Mort d’Yvette Roudy : un combat pour le droit à l’IVG toujours d’actualité
Yvette Roudy, ancienne ministre des Droits des femmes, est décédée mardi à l’âge de 97 ans. En 1982, elle a été à l’origine du remboursement de l’interruption volontaire de grossesse (IVG) par la Sécurité sociale. Près de 50 ans plus tard, bien que le droit à l’avortement soit inscrit dans la Constitution française, son accès demeure inégal à travers le pays, et les opposants à ce droit n’ont pas disparu.
Le parcours d’Yvette Roudy a marqué l’histoire du féminisme en France. En tant que ministre sous François Mitterrand, elle a œuvré pour instaurer des principes tels que l’égalité salariale et la parité en entreprise. Son action en faveur de l’IVG a été cruciale pour garantir l’accès à ce droit fondamental, qui reste à défendre aujourd’hui, en 2026, deux ans après la constitutionnalisation de l’IVG.
Cependant, la protection juridique forte ne doit pas occulter les inégalités d’accès à l’IVG. En France, il est plus difficile d’avorter dans des zones rurales comme la Creuse comparativement à des villes comme Paris.

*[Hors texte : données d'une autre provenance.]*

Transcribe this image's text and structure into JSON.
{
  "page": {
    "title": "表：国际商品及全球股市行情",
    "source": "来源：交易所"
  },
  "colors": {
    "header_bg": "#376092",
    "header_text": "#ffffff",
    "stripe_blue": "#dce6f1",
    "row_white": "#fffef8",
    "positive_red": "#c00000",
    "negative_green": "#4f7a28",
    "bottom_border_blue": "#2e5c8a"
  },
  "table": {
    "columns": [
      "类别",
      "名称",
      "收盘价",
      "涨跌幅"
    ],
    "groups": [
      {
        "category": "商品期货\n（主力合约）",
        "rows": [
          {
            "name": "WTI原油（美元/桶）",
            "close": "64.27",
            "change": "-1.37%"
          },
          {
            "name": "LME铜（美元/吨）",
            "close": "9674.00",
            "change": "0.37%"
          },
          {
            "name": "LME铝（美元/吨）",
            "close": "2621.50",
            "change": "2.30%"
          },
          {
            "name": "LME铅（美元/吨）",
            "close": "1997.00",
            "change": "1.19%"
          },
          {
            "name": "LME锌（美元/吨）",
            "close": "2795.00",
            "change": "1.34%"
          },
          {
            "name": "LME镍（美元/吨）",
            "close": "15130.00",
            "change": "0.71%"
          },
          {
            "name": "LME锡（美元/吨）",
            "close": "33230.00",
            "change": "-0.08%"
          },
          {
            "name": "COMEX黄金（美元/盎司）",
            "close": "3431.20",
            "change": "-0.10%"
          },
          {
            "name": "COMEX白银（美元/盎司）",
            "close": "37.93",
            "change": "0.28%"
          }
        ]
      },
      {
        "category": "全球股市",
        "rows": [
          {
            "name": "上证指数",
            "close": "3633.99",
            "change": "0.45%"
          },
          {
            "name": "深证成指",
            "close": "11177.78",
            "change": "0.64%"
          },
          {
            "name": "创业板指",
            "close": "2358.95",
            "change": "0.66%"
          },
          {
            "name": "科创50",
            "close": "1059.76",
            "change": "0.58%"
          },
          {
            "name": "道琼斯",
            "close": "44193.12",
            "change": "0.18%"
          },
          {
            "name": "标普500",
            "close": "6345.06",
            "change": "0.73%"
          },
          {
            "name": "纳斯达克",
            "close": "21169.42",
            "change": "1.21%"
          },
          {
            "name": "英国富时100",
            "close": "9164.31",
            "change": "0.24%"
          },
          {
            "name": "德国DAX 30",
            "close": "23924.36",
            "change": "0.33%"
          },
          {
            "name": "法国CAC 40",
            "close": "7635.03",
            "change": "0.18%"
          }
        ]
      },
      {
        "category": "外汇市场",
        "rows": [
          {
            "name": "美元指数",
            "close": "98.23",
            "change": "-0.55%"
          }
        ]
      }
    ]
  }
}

Les femmes vivant dans des départements comme l’Aisne, souvent touchés par des déserts médicaux, peuvent rencontrer des délais d’attente plus longs et des difficultés à obtenir des rendez-vous, sans toujours avoir accès à un centre de planning familial.
Aujourd’hui, le manque de ressources et d’infrastructures représente une menace significative pour l’accès à l’IVG. De plus, les lobbies anti-IVG continuent de se faire entendre. Par exemple, dans les médias, des personnalités comme Philippe de Villiers expriment régulièrement leur opposition à l’IVG, la qualifiant de menace existentielle.
Les élus politiques anti-avortement, bien que plus discrets qu’auparavant, ne sont pas absents du paysage. Marine Le Pen, candidate du Rassemblement National, a changé de discours depuis 2012 et a voté pour la constitutionnalisation de l’IVG en 2024. Toutefois, des élus de son parti, comme le maire de Carpentras, ont récemment fait voter la suppression de subventions pour le planning familial.
Au niveau européen, des abstentions ont été observées lors de votes concernant des mes de solidarité pour les femmes n’ayant pas accès à l’IVG dans leur pays. Environ 20 millions de femmes en Europe continuent de faire face à des obstacles importants dans l’exercice de ce droit.
Yvette Roudy rappelait souvent que « le féminisme c’est un humanisme », une maxime qui reste d’une actualité brûlante dans le contexte actuel.